这是个测试代码，总共执行COUNT次+=1的操作，一个是单线程，一个是多线程。出来的结果，两种方式没有明显的时间上的差异：

[SINGLE_THREAD] start by count pair: (0, 100000000)
[THREAD] [MainThread] 7.1221 seconds
[SINGLE_THREAD] 7.1221 seconds
[MULTI_THREAD] start by counts: [(0, 20000000), (20000001, 40000000), (40000001, 60000000), (60000001, 80000000), (80000001, 100000000)]
[THREAD] [Task-3] 5.8285 seconds
[THREAD] [Task-0] 6.0101 seconds
[THREAD] [Task-4] 6.6114 seconds
[THREAD] [Task-1] 6.9136 seconds
[THREAD] [Task-2] 6.9735 seconds
[MULTI_THREAD] 7.0034 seconds

这也侧面证明了基于threading.Thread的多线程并非完全并行运行的。为了深入确认这个问题，我们需要看下python内部的线程运行的机制

线程是如何启动的

我们首先看下线程启动的过程，直接从Thread类的start方法开始：

class Thread:
    """A class that represents a thread of control.
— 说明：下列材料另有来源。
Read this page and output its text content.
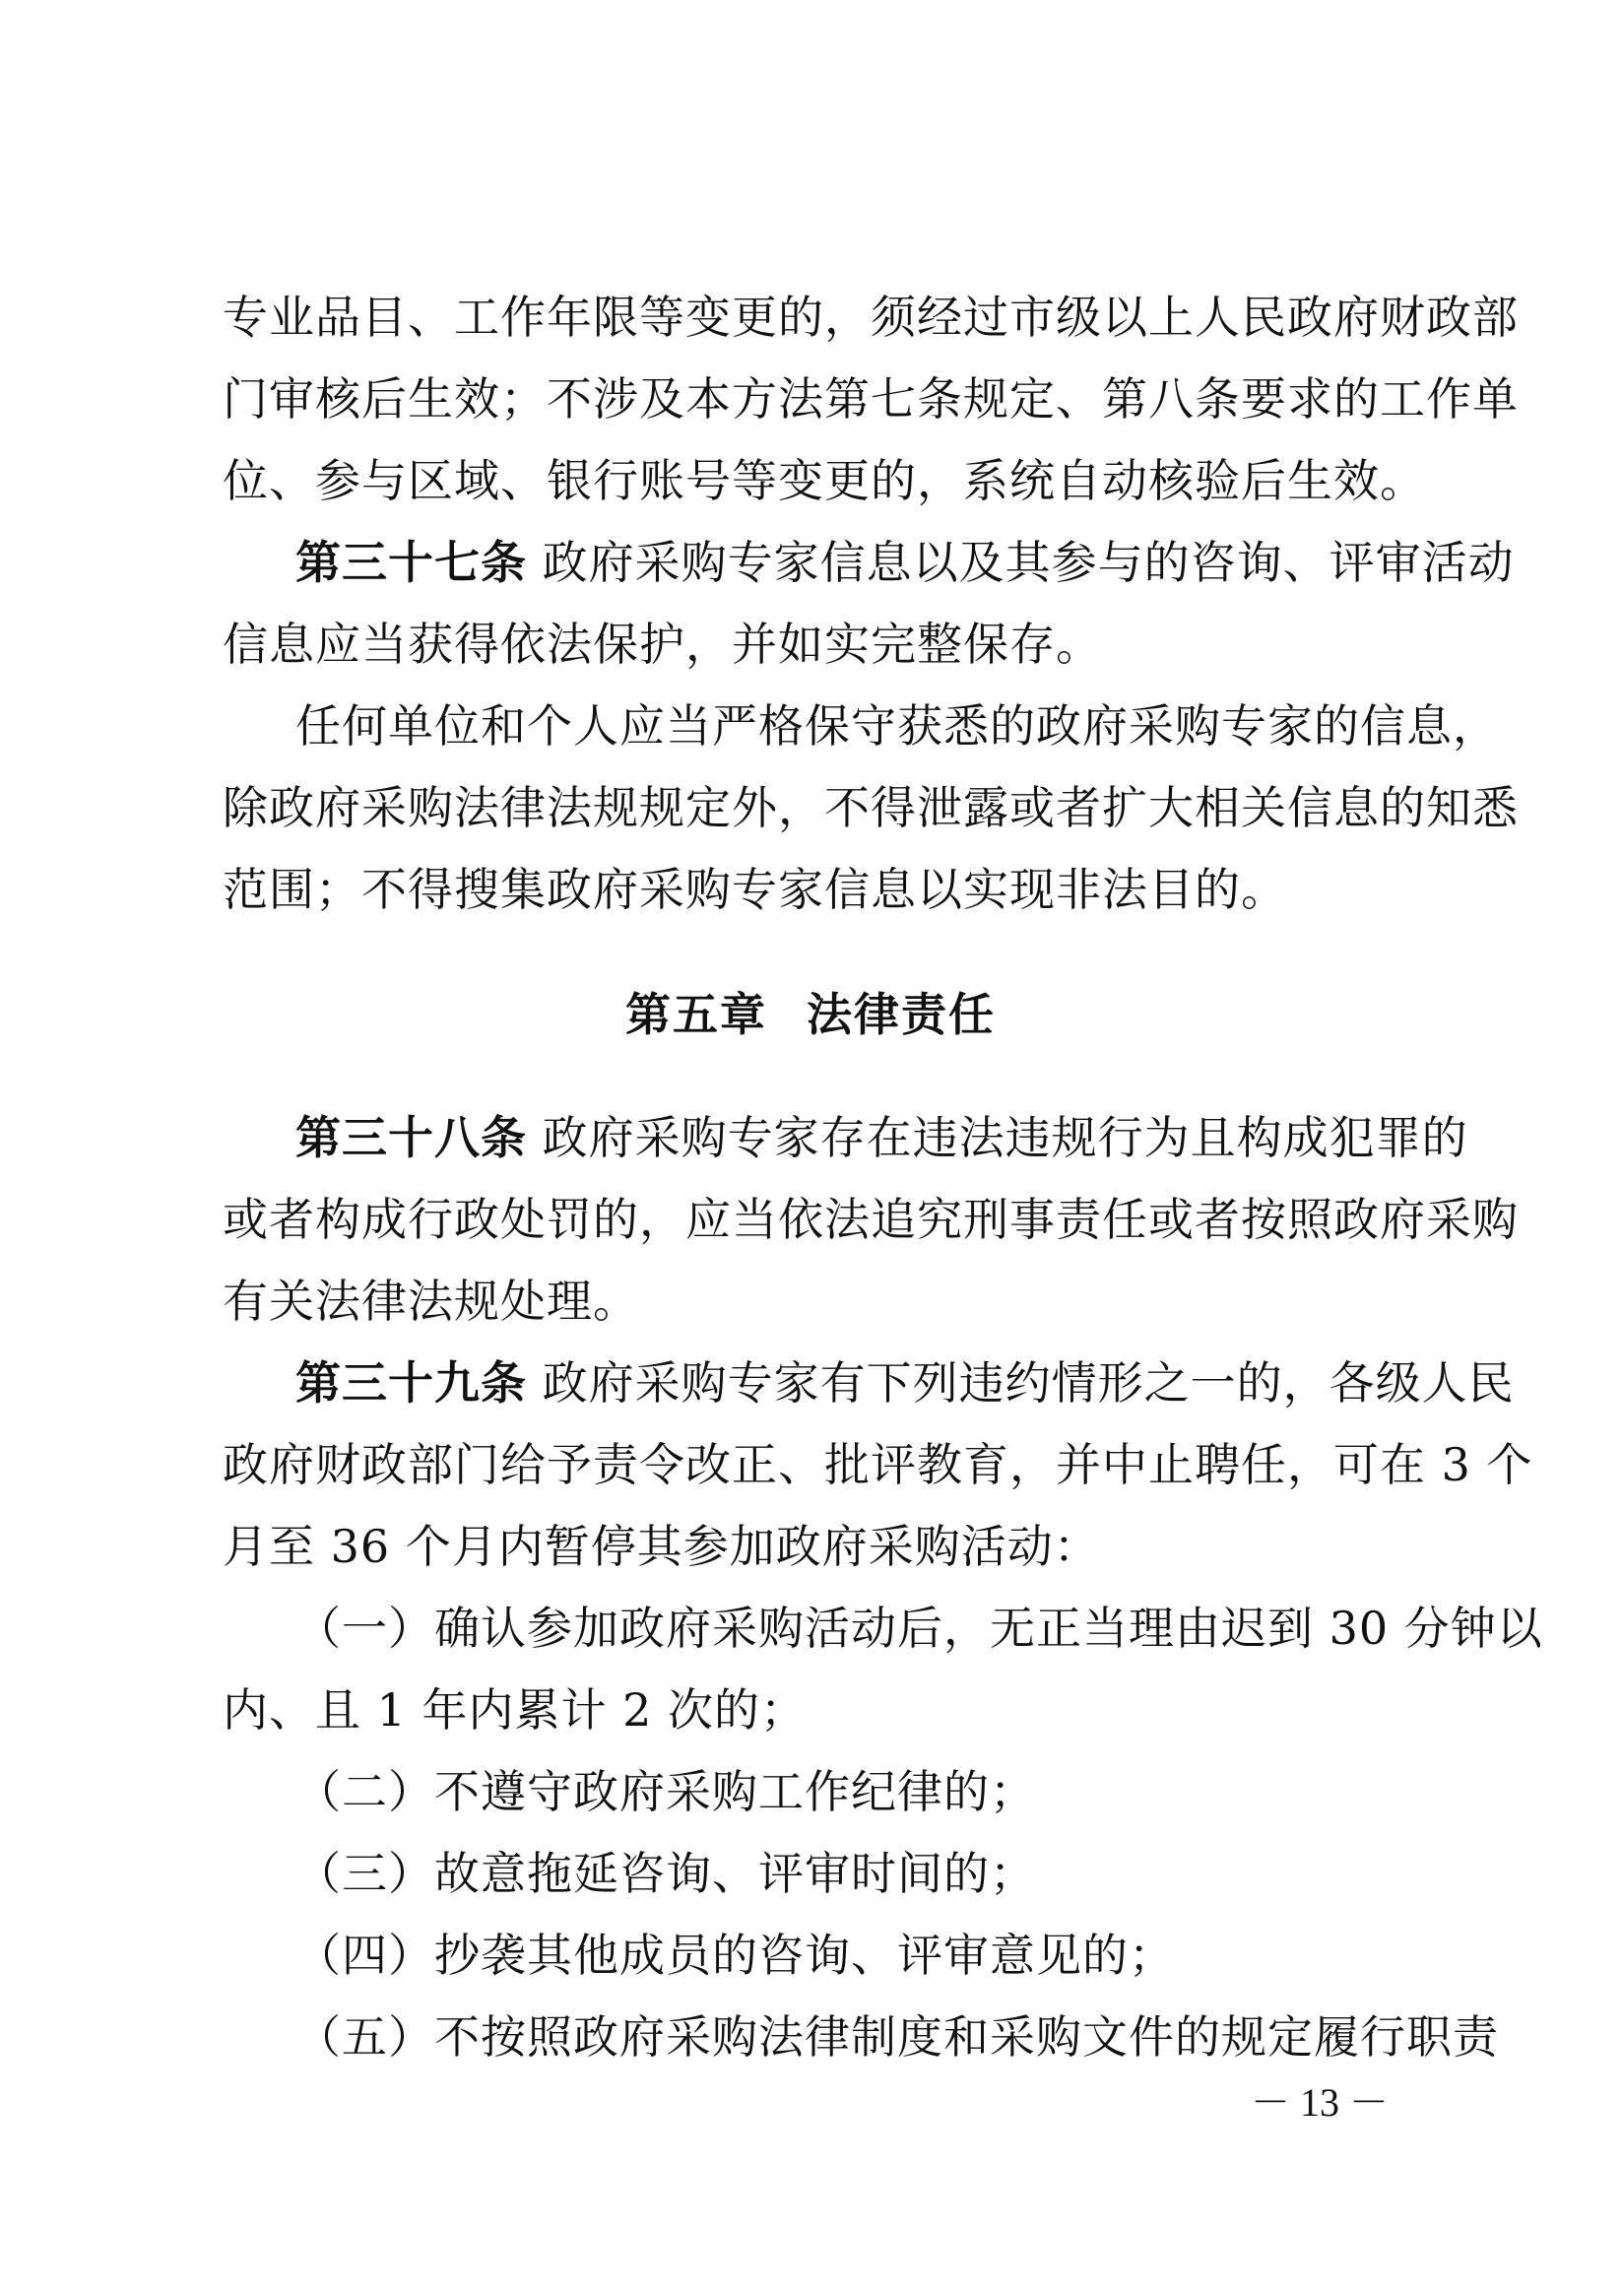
专业品目、工作年限等变更的，须经过市级以上人民政府财政部
门审核后生效；不涉及本方法第七条规定、第八条要求的工作单
位、参与区域、银行账号等变更的，系统自动核验后生效。
第三十七条 政府采购专家信息以及其参与的咨询、评审活动
信息应当获得依法保护，并如实完整保存。
任何单位和个人应当严格保守获悉的政府采购专家的信息，
除政府采购法律法规规定外，不得泄露或者扩大相关信息的知悉
范围；不得搜集政府采购专家信息以实现非法目的。
第五章 法律责任
第三十八条 政府采购专家存在违法违规行为且构成犯罪的
或者构成行政处罚的，应当依法追究刑事责任或者按照政府采购
有关法律法规处理。
第三十九条 政府采购专家有下列违约情形之一的，各级人民
政府财政部门给予责令改正、批评教育，并中止聘任，可在 3 个
月至 36 个月内暂停其参加政府采购活动：
（一）确认参加政府采购活动后，无正当理由迟到 30 分钟以
内、且 1 年内累计 2 次的；
（二）不遵守政府采购工作纪律的；
（三）故意拖延咨询、评审时间的；
（四）抄袭其他成员的咨询、评审意见的；
（五）不按照政府采购法律制度和采购文件的规定履行职责
－ 13 －
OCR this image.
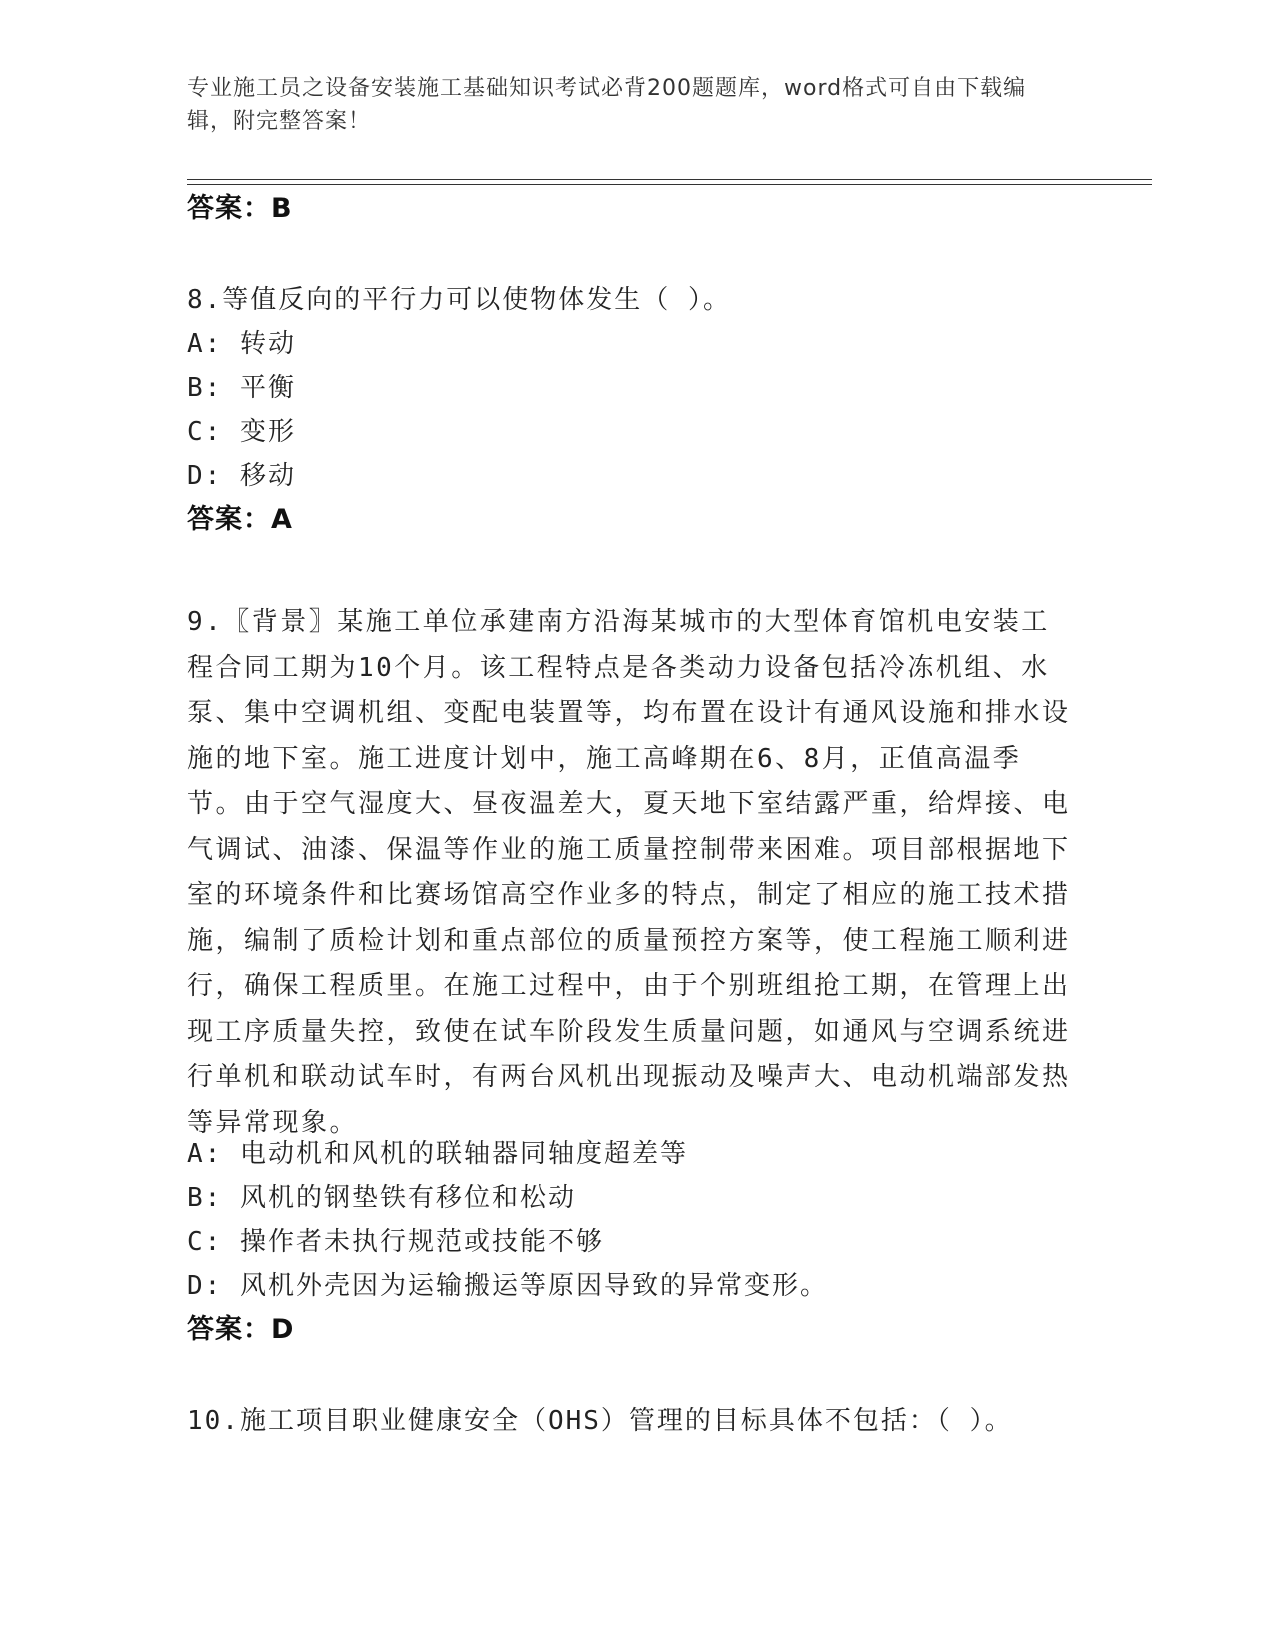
专业施工员之设备安装施工基础知识考试必背200题题库，word格式可自由下载编辑，附完整答案！

答案：B

8.等值反向的平行力可以使物体发生（ ）。

A: 转动

B: 平衡

C: 变形

D: 移动

答案：A

9.〖背景〗某施工单位承建南方沿海某城市的大型体育馆机电安装工程合同工期为10个月。该工程特点是各类动力设备包括冷冻机组、水泵、集中空调机组、变配电装置等，均布置在设计有通风设施和排水设施的地下室。施工进度计划中，施工高峰期在6、8月，正值高温季节。由于空气湿度大、昼夜温差大，夏天地下室结露严重，给焊接、电气调试、油漆、保温等作业的施工质量控制带来困难。项目部根据地下室的环境条件和比赛场馆高空作业多的特点，制定了相应的施工技术措施，编制了质检计划和重点部位的质量预控方案等，使工程施工顺利进行，确保工程质里。在施工过程中，由于个别班组抢工期，在管理上出现工序质量失控，致使在试车阶段发生质量问题，如通风与空调系统进行单机和联动试车时，有两台风机出现振动及噪声大、电动机端部发热等异常现象。

A: 电动机和风机的联轴器同轴度超差等

B: 风机的钢垫铁有移位和松动

C: 操作者未执行规范或技能不够

D: 风机外壳因为运输搬运等原因导致的异常变形。

答案：D

10.施工项目职业健康安全（OHS）管理的目标具体不包括：（ ）。
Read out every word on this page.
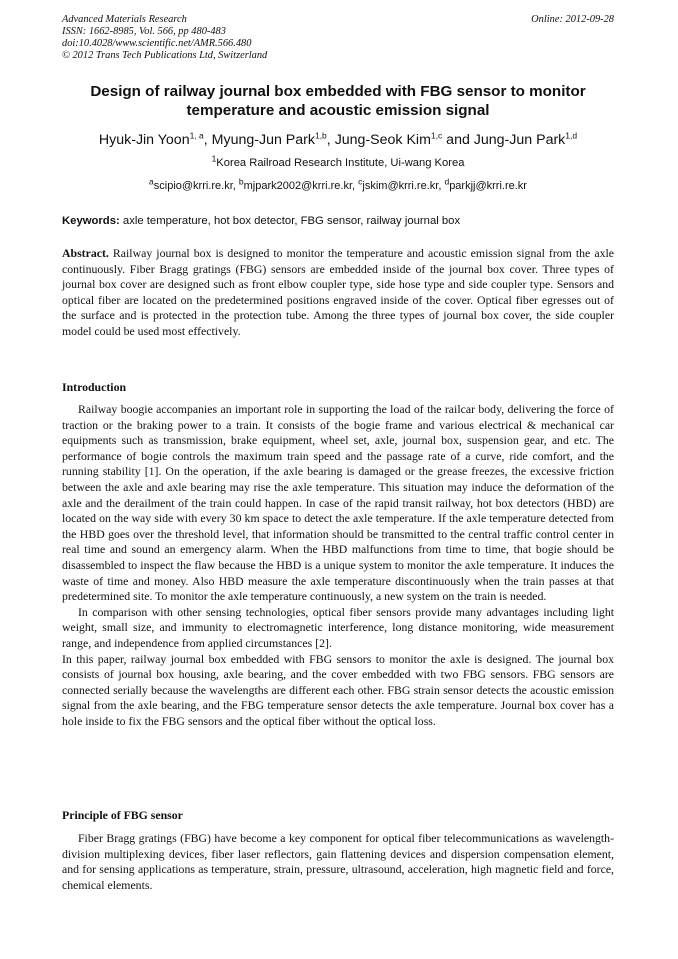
Advanced Materials Research
ISSN: 1662-8985, Vol. 566, pp 480-483
doi:10.4028/www.scientific.net/AMR.566.480
© 2012 Trans Tech Publications Ltd, Switzerland
Online: 2012-09-28
Design of railway journal box embedded with FBG sensor to monitor temperature and acoustic emission signal
Hyuk-Jin Yoon$^{1, a}$, Myung-Jun Park$^{1,b}$, Jung-Seok Kim$^{1,c}$ and Jung-Jun Park$^{1,d}$
$^1$Korea Railroad Research Institute, Ui-wang Korea
$^a$scipio@krri.re.kr, $^b$mjpark2002@krri.re.kr, $^c$jskim@krri.re.kr, $^d$parkjj@krri.re.kr
Keywords: axle temperature, hot box detector, FBG sensor, railway journal box

Abstract. Railway journal box is designed to monitor the temperature and acoustic emission signal from the axle continuously. Fiber Bragg gratings (FBG) sensors are embedded inside of the journal box cover. Three types of journal box cover are designed such as front elbow coupler type, side hose type and side coupler type. Sensors and optical fiber are located on the predetermined positions engraved inside of the cover. Optical fiber egresses out of the surface and is protected in the protection tube. Among the three types of journal box cover, the side coupler model could be used most effectively.

Introduction

Railway boogie accompanies an important role in supporting the load of the railcar body, delivering the force of traction or the braking power to a train. It consists of the bogie frame and various electrical & mechanical car equipments such as transmission, brake equipment, wheel set, axle, journal box, suspension gear, and etc. The performance of bogie controls the maximum train speed and the passage rate of a curve, ride comfort, and the running stability [1]. On the operation, if the axle bearing is damaged or the grease freezes, the excessive friction between the axle and axle bearing may rise the axle temperature. This situation may induce the deformation of the axle and the derailment of the train could happen. In case of the rapid transit railway, hot box detectors (HBD) are located on the way side with every 30 km space to detect the axle temperature. If the axle temperature detected from the HBD goes over the threshold level, that information should be transmitted to the central traffic control center in real time and sound an emergency alarm. When the HBD malfunctions from time to time, that bogie should be disassembled to inspect the flaw because the HBD is a unique system to monitor the axle temperature. It induces the waste of time and money. Also HBD measure the axle temperature discontinuously when the train passes at that predetermined site. To monitor the axle temperature continuously, a new system on the train is needed.

In comparison with other sensing technologies, optical fiber sensors provide many advantages including light weight, small size, and immunity to electromagnetic interference, long distance monitoring, wide measurement range, and independence from applied circumstances [2].

In this paper, railway journal box embedded with FBG sensors to monitor the axle is designed. The journal box consists of journal box housing, axle bearing, and the cover embedded with two FBG sensors. FBG sensors are connected serially because the wavelengths are different each other. FBG strain sensor detects the acoustic emission signal from the axle bearing, and the FBG temperature sensor detects the axle temperature. Journal box cover has a hole inside to fix the FBG sensors and the optical fiber without the optical loss.

Principle of FBG sensor

Fiber Bragg gratings (FBG) have become a key component for optical fiber telecommunications as wavelength-division multiplexing devices, fiber laser reflectors, gain flattening devices and dispersion compensation element, and for sensing applications as temperature, strain, pressure, ultrasound, acceleration, high magnetic field and force, chemical elements.
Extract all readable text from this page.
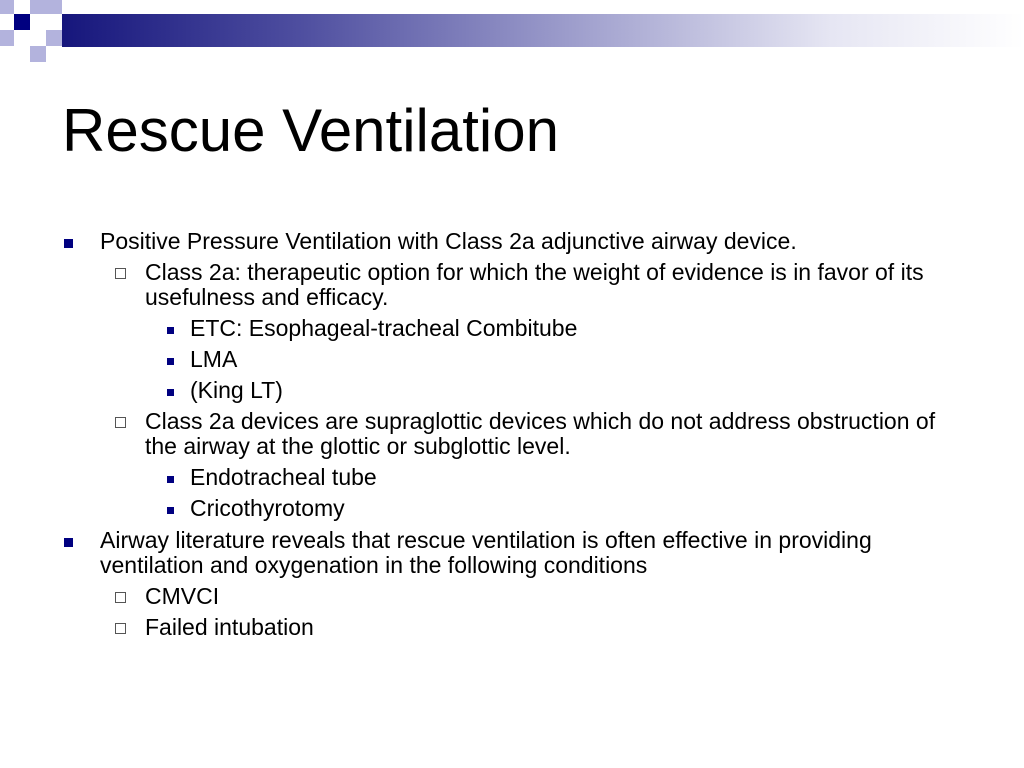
Rescue Ventilation
Positive Pressure Ventilation with Class 2a adjunctive airway device.
Class 2a: therapeutic option for which the weight of evidence is in favor of its usefulness and efficacy.
ETC: Esophageal-tracheal Combitube
LMA
(King LT)
Class 2a devices are supraglottic devices which do not address obstruction of the airway at the glottic or subglottic level.
Endotracheal tube
Cricothyrotomy
Airway literature reveals that rescue ventilation is often effective in providing ventilation and oxygenation in the following conditions
CMVCI
Failed intubation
    This class can be safely subclassed in a limited fashion. There are two ways
    to specify the activity: by passing a callable object to the constructor, or
    by overriding the run() method in a subclass.

    """
    def start(self):
        """Start the thread's activity.

        It must be called at most once per thread object. It arranges for the
        object's run() method to be invoked in a separate thread of control.

        This method will raise a RuntimeError if called more than once on the
        same thread object.

        """
        if not self._initialized:
            raise RuntimeError("thread.__init__() not called")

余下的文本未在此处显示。